The paper tackles the problem of designing underactuated robotic hands by optimizing mechanically realizable manifolds to fit desired grasps, ensuring physical implementability and enabling grasp postures and quasistatic equilibrium, with demonstration on three design examples.
Grasp synergies represent a useful idea to reduce grasping complexity without compromising versatility. Synergies describe coordination patterns between joints, either in terms of position (joint angles) or effort (joint torques). In both of these cases, a grasp synergy can be represented as a low-dimensional manifold lying in the high-dimensional joint posture or torque space. In this paper, we use the term \textit{Mechanically Realizable Manifolds} to refer to the subset of such manifolds (in either posture or torque space) that can be achieved via mechanical coupling of the joints in underactuated hands.
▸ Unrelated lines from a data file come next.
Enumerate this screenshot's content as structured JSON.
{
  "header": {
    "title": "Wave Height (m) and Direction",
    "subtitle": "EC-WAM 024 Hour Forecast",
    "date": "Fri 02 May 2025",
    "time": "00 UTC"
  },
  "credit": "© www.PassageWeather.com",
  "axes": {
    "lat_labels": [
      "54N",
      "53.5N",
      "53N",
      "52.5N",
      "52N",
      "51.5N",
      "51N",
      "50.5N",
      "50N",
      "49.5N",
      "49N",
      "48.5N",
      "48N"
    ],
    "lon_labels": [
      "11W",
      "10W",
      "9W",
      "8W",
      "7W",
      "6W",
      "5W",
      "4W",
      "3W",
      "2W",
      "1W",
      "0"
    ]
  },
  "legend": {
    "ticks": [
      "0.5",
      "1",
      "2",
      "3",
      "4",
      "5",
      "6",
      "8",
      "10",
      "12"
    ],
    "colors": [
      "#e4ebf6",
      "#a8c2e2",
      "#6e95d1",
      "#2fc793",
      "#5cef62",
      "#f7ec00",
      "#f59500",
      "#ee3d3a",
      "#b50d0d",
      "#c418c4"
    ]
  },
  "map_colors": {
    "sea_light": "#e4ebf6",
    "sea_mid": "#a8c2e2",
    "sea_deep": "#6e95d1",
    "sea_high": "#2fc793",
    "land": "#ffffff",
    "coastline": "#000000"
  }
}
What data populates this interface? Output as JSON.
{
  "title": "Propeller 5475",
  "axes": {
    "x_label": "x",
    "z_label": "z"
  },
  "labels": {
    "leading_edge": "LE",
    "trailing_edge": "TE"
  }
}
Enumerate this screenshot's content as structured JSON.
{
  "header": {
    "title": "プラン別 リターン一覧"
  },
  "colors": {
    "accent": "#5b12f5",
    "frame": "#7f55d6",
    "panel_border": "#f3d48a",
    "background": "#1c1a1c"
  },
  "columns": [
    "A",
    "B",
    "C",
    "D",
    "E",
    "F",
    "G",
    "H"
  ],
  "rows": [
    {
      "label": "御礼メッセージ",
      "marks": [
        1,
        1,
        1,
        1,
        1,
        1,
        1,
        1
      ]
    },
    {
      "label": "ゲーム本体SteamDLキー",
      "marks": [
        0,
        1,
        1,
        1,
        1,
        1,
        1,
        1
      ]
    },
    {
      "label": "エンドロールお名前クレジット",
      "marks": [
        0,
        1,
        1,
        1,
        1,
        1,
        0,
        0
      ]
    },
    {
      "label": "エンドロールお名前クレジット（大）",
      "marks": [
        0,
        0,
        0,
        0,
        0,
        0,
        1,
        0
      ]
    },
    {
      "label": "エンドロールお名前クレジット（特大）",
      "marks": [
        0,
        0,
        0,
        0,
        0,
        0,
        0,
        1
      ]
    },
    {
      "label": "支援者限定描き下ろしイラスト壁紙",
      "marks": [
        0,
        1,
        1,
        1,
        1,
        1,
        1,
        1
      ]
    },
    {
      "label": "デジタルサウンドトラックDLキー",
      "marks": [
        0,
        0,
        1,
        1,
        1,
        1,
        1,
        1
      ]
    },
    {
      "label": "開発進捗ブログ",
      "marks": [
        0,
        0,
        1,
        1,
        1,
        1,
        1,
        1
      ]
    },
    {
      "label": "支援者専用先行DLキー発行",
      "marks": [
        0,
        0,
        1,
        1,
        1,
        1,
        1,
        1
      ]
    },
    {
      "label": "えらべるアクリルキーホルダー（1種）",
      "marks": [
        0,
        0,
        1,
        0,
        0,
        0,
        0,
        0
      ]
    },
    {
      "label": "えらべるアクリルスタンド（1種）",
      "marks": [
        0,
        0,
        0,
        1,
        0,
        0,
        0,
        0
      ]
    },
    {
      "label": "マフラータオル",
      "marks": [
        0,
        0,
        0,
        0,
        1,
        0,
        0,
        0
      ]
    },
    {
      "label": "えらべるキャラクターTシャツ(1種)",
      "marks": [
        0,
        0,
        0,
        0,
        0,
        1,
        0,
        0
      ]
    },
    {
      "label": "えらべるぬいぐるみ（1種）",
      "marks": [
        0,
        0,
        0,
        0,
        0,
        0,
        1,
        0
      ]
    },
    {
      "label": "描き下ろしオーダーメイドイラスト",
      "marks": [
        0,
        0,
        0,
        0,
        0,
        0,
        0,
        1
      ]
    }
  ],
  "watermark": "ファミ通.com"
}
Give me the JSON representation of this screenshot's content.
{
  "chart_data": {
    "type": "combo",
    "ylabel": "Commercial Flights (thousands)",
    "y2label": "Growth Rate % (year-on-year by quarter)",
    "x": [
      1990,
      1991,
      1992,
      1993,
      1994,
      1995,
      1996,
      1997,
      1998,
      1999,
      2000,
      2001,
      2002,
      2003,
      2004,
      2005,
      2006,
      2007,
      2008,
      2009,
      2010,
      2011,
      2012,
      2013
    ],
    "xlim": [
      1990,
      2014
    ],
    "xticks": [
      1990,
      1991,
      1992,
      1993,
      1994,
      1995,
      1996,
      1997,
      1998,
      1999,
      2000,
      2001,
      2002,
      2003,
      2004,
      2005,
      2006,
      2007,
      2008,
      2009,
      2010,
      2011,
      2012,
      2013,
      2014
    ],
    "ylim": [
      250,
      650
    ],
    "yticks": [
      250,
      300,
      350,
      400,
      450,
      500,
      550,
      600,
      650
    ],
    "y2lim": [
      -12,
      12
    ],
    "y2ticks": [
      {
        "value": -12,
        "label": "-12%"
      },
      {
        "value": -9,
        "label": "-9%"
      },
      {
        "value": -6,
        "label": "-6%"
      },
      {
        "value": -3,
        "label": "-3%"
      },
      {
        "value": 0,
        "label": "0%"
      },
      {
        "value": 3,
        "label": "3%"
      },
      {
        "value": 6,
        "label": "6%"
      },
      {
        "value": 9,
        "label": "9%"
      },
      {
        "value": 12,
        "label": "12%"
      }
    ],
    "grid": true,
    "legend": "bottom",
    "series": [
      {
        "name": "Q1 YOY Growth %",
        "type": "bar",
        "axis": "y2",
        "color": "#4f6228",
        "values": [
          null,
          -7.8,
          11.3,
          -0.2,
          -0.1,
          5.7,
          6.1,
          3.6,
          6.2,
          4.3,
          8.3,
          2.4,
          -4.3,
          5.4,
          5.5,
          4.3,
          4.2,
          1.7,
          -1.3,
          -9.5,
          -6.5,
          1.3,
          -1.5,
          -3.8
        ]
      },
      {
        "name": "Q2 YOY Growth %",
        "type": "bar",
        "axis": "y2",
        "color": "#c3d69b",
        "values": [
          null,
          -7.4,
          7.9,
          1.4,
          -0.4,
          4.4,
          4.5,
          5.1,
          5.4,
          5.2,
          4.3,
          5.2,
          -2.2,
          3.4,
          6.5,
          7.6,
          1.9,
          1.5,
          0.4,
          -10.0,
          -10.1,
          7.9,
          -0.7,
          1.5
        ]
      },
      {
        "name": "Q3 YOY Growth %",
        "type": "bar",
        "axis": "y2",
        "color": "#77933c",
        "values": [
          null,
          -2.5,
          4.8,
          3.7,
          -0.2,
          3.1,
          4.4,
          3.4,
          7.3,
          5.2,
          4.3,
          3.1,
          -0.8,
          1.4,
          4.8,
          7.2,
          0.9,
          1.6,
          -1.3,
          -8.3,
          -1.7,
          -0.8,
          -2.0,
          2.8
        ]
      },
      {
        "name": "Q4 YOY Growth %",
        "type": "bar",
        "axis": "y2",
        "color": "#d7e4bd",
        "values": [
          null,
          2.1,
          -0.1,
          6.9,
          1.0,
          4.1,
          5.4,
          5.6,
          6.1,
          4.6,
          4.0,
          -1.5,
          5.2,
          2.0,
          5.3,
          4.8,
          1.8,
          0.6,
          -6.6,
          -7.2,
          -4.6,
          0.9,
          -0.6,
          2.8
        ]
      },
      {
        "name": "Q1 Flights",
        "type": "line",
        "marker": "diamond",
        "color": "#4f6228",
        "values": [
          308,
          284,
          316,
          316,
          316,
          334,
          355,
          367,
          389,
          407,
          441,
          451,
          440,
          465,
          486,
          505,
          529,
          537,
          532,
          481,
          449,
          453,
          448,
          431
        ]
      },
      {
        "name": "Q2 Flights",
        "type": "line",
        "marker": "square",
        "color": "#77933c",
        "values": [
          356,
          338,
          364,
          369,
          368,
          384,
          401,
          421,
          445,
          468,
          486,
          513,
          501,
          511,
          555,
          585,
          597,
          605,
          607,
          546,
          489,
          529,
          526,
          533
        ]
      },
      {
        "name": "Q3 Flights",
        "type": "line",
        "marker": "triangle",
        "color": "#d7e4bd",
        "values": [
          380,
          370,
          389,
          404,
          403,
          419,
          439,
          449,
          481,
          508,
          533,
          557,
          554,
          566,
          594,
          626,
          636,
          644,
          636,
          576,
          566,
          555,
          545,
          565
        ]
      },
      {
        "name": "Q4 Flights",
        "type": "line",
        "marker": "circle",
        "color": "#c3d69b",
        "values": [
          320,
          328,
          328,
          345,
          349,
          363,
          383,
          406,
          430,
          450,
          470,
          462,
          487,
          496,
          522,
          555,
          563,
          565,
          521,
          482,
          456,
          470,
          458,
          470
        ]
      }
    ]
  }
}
We present a method to optimize the design parameters of an underactuated hand in order to shape the Mechanically Realizable Manifolds to fit a pre-defined set of desired grasps. Our method guarantees that the resulting synergies can be physically implemented in an underactuated hand, and will enable the resulting hand to both reach the desired grasp postures and achieve quasistatic equilibrium while loading the grasps. We demonstrate this method on three concrete design examples motivated by a real use case, and evaluate and compare their performance in practice.